Out of Order: North Korea, the U.S. and a Bunch of Nervous Allies
President Trump’s overtures to North Korea represent perhaps the most significant foreign policy development so far during his administration. In addition to marking a departure in how authoritarian regimes are treated by the world’s major power, recent developments have the potential to transform the balance of power in Asia. While there is some relief after the days of "fire and fury" threats, U.S. allies around the world are also nervous. Host Peter Sparding talks to Andrew Small and Jamie Fly in Washington, and Janka Oertel in Berlin, about the summit and its implications.
After recapping and assessing the summit and its results, the discussion opens with a tour around the region, as the panel discusses how recent developments look from China, Japan, South Korea, and the United States. Is China the main beneficiary of the new thaw between Washington and Pyeongyang? How does this fit into the larger U.S. strategy towards the Asia-Pacific or is there no coherent strategy? What is driving the debate in South Korea?
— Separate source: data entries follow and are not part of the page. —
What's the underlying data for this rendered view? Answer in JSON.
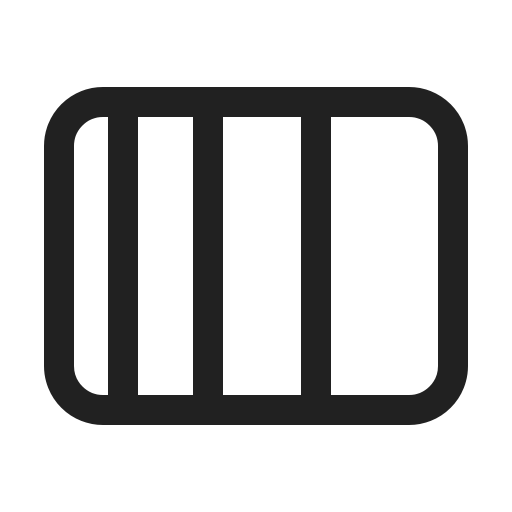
{
  "icon": {
    "name": "column-layout-icon",
    "stroke_color": "#212121",
    "background_color": "#ffffff"
  }
}
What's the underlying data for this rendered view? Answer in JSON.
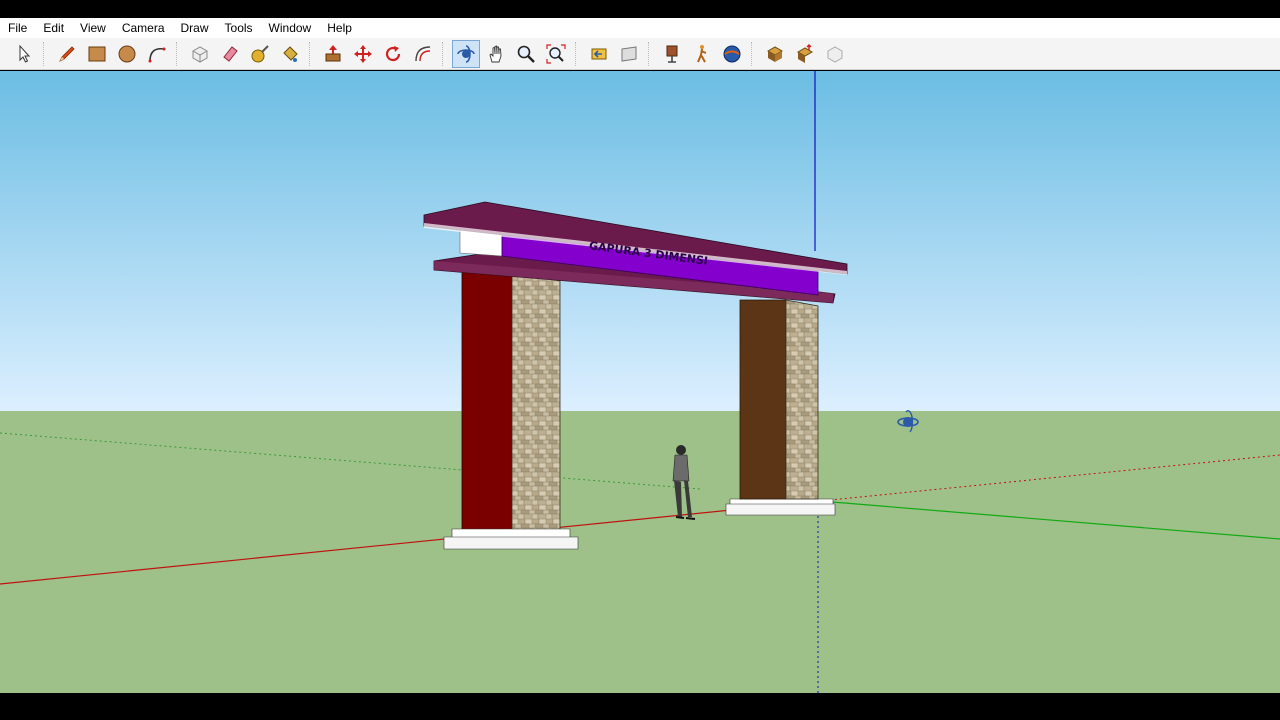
{
  "menu": {
    "file": "File",
    "edit": "Edit",
    "view": "View",
    "camera": "Camera",
    "draw": "Draw",
    "tools": "Tools",
    "window": "Window",
    "help": "Help"
  },
  "toolbar": {
    "tools": [
      "select",
      "line",
      "rectangle",
      "circle",
      "arc",
      "make-component",
      "eraser",
      "tape-measure",
      "paint-bucket",
      "push-pull",
      "move",
      "rotate",
      "offset",
      "orbit",
      "pan",
      "zoom",
      "zoom-extents",
      "previous-view",
      "next-view",
      "position-camera",
      "walk",
      "look-around",
      "get-models",
      "share-model",
      "share-component",
      "extension-warehouse"
    ],
    "active_tool": "orbit"
  },
  "model": {
    "sign_text": "GAPURA 3 DIMENSI",
    "colors": {
      "sky_top": "#6bbde3",
      "sky_bottom": "#dcefff",
      "ground": "#9ec18a",
      "beam_purple": "#8400cc",
      "beam_top": "#6b1a4c",
      "left_pillar": "#7a0000",
      "right_pillar": "#5b3515"
    }
  }
}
Does Japan worry about being cut out from any deal? What are the North Koreans hoping to achieve? The debate then shifts to the question of whether Trump’s approach to foreign policy makes the world safer for authoritarians. What are the implications of the president’s behavior towards allies vis-à-vis the attitude shown towards Kim Jong-un? What does it say about the determinants and persistence of U.S. foreign policy that public opinion among supporters of the president seems to be shifting quickly? How do countries in Europe view the developments and do they factor into their own calculations about the U.S. as a reliable partner? Finally, Peter asks each of the panelists for their predictions of how things will play out over the coming months and years.